The reader evaluates the publication, but does not always value the work of the designer who made sure the experience of reading was comfortable and pleasurable. As Dębowski puts it:
Only after we go a level below, by looking at how the text appears on its own, will we be able to establish some basic physical properties which determine whether the book is easy to read or not.
The devil is in the details
First up: the font size.
Too small and people with weaker eyesight will have a problem with distinguishing the shape of the words. Too big and the entire thing will seem clumsy and ill-formed.
Second: the line spacing, or the vertical distance between the lines.
Again: too small will make it difficult for the eye to move from line to line.
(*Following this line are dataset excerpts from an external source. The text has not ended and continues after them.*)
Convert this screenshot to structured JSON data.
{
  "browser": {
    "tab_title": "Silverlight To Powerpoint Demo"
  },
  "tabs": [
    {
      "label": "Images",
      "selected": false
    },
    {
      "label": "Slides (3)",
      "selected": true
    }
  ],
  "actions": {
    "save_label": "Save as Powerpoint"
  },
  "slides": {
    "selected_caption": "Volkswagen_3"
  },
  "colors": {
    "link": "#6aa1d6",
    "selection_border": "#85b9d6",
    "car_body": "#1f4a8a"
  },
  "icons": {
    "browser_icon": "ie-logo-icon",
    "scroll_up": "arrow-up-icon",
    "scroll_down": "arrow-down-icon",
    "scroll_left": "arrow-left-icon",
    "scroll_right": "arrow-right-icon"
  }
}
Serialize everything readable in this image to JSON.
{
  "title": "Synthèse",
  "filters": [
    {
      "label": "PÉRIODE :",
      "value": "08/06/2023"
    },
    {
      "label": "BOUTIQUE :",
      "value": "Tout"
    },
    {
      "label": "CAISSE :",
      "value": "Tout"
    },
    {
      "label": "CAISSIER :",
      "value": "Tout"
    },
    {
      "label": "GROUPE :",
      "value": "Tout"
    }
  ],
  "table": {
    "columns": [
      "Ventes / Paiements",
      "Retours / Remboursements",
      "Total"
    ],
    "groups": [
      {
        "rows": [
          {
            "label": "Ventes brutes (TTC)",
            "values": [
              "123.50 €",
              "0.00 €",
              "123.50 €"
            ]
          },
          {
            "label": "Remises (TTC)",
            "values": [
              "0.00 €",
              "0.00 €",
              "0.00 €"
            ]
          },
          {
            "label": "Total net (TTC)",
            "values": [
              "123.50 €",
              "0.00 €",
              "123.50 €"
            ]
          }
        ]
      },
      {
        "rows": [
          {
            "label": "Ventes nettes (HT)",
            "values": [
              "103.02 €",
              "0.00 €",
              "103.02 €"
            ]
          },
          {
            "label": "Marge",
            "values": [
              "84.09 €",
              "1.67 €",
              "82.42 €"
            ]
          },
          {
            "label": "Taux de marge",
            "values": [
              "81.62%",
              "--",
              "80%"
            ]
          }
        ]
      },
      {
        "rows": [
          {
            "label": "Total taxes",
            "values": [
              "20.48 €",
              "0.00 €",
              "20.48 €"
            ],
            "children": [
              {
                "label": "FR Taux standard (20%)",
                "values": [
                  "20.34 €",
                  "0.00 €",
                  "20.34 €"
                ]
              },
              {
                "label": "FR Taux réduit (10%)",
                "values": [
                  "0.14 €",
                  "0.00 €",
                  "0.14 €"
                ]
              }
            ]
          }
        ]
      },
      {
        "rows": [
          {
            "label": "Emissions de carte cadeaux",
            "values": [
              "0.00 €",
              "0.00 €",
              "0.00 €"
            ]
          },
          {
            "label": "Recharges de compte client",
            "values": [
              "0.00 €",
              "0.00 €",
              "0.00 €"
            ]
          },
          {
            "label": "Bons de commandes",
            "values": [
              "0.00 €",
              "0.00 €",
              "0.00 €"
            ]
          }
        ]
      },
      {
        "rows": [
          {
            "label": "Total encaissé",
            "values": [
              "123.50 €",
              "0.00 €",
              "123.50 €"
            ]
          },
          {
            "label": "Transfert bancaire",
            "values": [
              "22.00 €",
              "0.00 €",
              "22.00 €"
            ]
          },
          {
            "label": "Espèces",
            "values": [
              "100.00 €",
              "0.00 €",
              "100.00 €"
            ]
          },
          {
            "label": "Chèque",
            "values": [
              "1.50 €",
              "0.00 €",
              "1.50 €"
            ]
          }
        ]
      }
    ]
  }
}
If the line spacing is too large, we will lose the sense of continuity of the text.
Third: the margins, or ‘how the block of text sits on the page, or rather on the centrefold’.
And a short math lesson:
A typical layout has the bottom margin twice as big as the top one and the outer margin twice as big as the inner one. The optimal proportions between the inner, top, outer and bottom margins equal 2:3:4:6.
The Polish edition of Keith Houston's 'The Book: A Cover-to-Cover Exploration of the Most Powerful Object of Our Time', 2017, photo: Karakter Publishing House
And a quick side note: in the Middle Ages, it was Catholic monks who were responsible for the survival of Europe’s written word. They valued silence, so when transcribing book after book, they could express their emotions only in the margins of the pages. In The Book: A Cover-to-Cover Exploration of the Most Powerful Object of Our Time, Keith Houston gave this example of their scribbling:
Writing is an excessive toil. The back hunches, the eyesight weakens, the sides and the stomach turn.